Quizá no le sorprenda, pero los periodistas somos los principales consumidores del periodismo que hacen nuestros colegas. Es un deber pero también un placer. Con frecuencia nos provoca interés y cierta envidia profesional porque aquellos llegaron a donde nosotros no pudimos, vieron lo que pasamos por alto o describen lo que omitimos. También, por desgracia, en ocasiones el sentimiento es menos feliz.

En los últimos años, gracias a los algoritmos, robots y demás avances en la tecnología de datos, ha crecido un fenómeno deleznable en el comercio de información: el pillaje informativo, la piratería de noticias y el canibalismo periodístico que ejercen centenares de pseudoperiodistas o, peor, millares de ladrones informáticos que, sin pudor ni honor, roban la información trabajada por otros medios para venderla a sus propios clientes.

Debemos distinguir una sutileza: los periodistas consumimos el trabajo de otros periodistas para mantenernos informados y para obtener una pista, un pie o una excusa para desarrollar nuestro propio esfuerzo y talento; pero el crimen sucede cuando se hurta el trabajo y contenido de otro medio que le cuesta patrocinar a un profesional. En el universo digital existen medios informativos que se hacen cargo de sus editores y periodistas tanto como de las noticias que publican; pero también allá afuera se encuentran espacios que roban información de los primeros para abultar sus portafolios de oferta que venden a ingenuos clientes.
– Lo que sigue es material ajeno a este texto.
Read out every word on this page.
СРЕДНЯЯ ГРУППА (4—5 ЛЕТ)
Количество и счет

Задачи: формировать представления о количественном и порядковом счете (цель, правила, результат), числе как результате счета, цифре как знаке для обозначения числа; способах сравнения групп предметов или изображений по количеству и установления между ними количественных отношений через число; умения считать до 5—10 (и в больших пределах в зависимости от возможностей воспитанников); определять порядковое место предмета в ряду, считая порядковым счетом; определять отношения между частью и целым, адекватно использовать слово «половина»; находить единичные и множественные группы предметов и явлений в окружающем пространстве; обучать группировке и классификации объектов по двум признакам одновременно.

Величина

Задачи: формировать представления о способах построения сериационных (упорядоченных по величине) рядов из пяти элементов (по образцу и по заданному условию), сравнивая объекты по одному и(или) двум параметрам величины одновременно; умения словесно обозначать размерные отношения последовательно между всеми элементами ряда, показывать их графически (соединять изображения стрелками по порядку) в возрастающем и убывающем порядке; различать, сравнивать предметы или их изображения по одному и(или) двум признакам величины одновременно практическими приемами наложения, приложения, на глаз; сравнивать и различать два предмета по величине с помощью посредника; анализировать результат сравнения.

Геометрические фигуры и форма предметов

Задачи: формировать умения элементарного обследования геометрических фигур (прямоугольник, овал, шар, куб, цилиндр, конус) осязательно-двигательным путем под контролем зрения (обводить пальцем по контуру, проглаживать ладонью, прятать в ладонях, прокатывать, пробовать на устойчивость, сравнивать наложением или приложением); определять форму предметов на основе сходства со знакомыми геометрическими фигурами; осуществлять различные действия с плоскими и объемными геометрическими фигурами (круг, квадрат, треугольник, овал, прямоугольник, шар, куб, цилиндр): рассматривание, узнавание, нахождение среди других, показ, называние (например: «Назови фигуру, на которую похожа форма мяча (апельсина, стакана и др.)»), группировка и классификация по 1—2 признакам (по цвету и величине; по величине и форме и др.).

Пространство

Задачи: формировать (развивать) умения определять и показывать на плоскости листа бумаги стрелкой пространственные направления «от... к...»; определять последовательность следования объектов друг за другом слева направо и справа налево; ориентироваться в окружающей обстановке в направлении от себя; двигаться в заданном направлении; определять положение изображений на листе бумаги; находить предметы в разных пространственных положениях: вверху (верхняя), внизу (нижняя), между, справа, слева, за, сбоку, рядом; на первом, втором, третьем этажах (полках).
Y, sin embargo, no es un fenómeno actual. Gracias al trabajo de Ylieana Rodríguez González podemos rastrear a finales del siglo XIX un peculiar episodio entre los periódicos El Nacional y El Monitor Republicano. En el primero, el genial Ángel del Campo ‘Micrós’ publicaba su novela La Rumba y en su undécima entrega describe un asesinato en El Callejón de las Mariposas; algún redactor de El Monitor tomó por cierta la historia publicada en El Nacional y la reprodujo íntegra para sus lectores sin saber que era ficción. Evidentemente, quienes repararon en la pifia no dejaron de pitorrearse de la plantilla republicana; el resto, simplemente adoptó una mentira.

Es claro que el peor crimen de un medio informativo es facilitar que sus audiencias adopten una mentira; es, por tanto, una irresponsabilidad facinerosa copiar y pegar artículos o noticias de otros medios sin dar los créditos respectivos o sin verificar la certeza de dicha información. Ciento treinta años más tarde de aquel episodio y con todo un nuevo elenco de avances tecnológicos, estas fechorías pueden provocar mucho más que escarnio.

La más reciente filtración de documentos de Facebook y las reiteradas denuncias de Frances Haugen contra el gigante tecnológico (que es dueño de Instagram y WhatsApp) revelan que la utilización de algoritmos, robots y mecanismos de promoción o censura en esta red social (suponemos que otras padecerán de las mismas tentaciones) «daña a los niños, avivan la división y debilitan la democracia».

En efecto, basta dialogar personalmente con usuarios e instituciones que usan estas plataformas de exposición digital para conocer graves actos de censura, represión, confrontación, engaño y distracción que la red social ejerce contra la voz de legítimos clamores, contra las mentes más inocentes o contra la conciliación y la paz.

Ningún drama de estos parece ser mera coincidencia: ciertos ricos y grupos poderosos pueden incumplir las normas cuando publican discursos de odio o llamados a la ignorancia; países enteros parecen ser privados de las denuncias sociales gracias a acuerdos entre sus gobiernos y la red tecnológica; los algoritmos ‘recompensan’ ciertas apariencias, religiones, adquisiciones o actitudes sobre otras para uniformar criterios y homogeneizar la opinión pública; en la lucha por captar nuevos y cada vez más jóvenes usuarios las redes cambian sus dinámicas e interfaces para producir conductas adictivas y alienantes. Eso, sin contar los inconfesables acuerdos sobre el uso de la minería de datos para microsegmentar perfiles psicográficos de los usuarios y alimentar con precisión quirúrgica su exposición a contenidos que le hagan cambiar de opinión sobre tendencias políticas, ideológicas, comerciales o culturales.

La víctima de estas atrocidades no es otra sino la audiencia, el lector, el ciudadano simple que piensa que su acceso a estos medios es para informarse, entretenerse, encontrarse con otros o conocer el mundo. Nada más lejano si los periodistas roban sin criterio la información de otros para venderla o si las redes alienan y enajenan en lugar de conectar y abrir el diálogo.

El remedio es simple pero exige trabajo: Intente conocer a sus periodistas, estoy seguro que nosotros queremos conocerle a usted.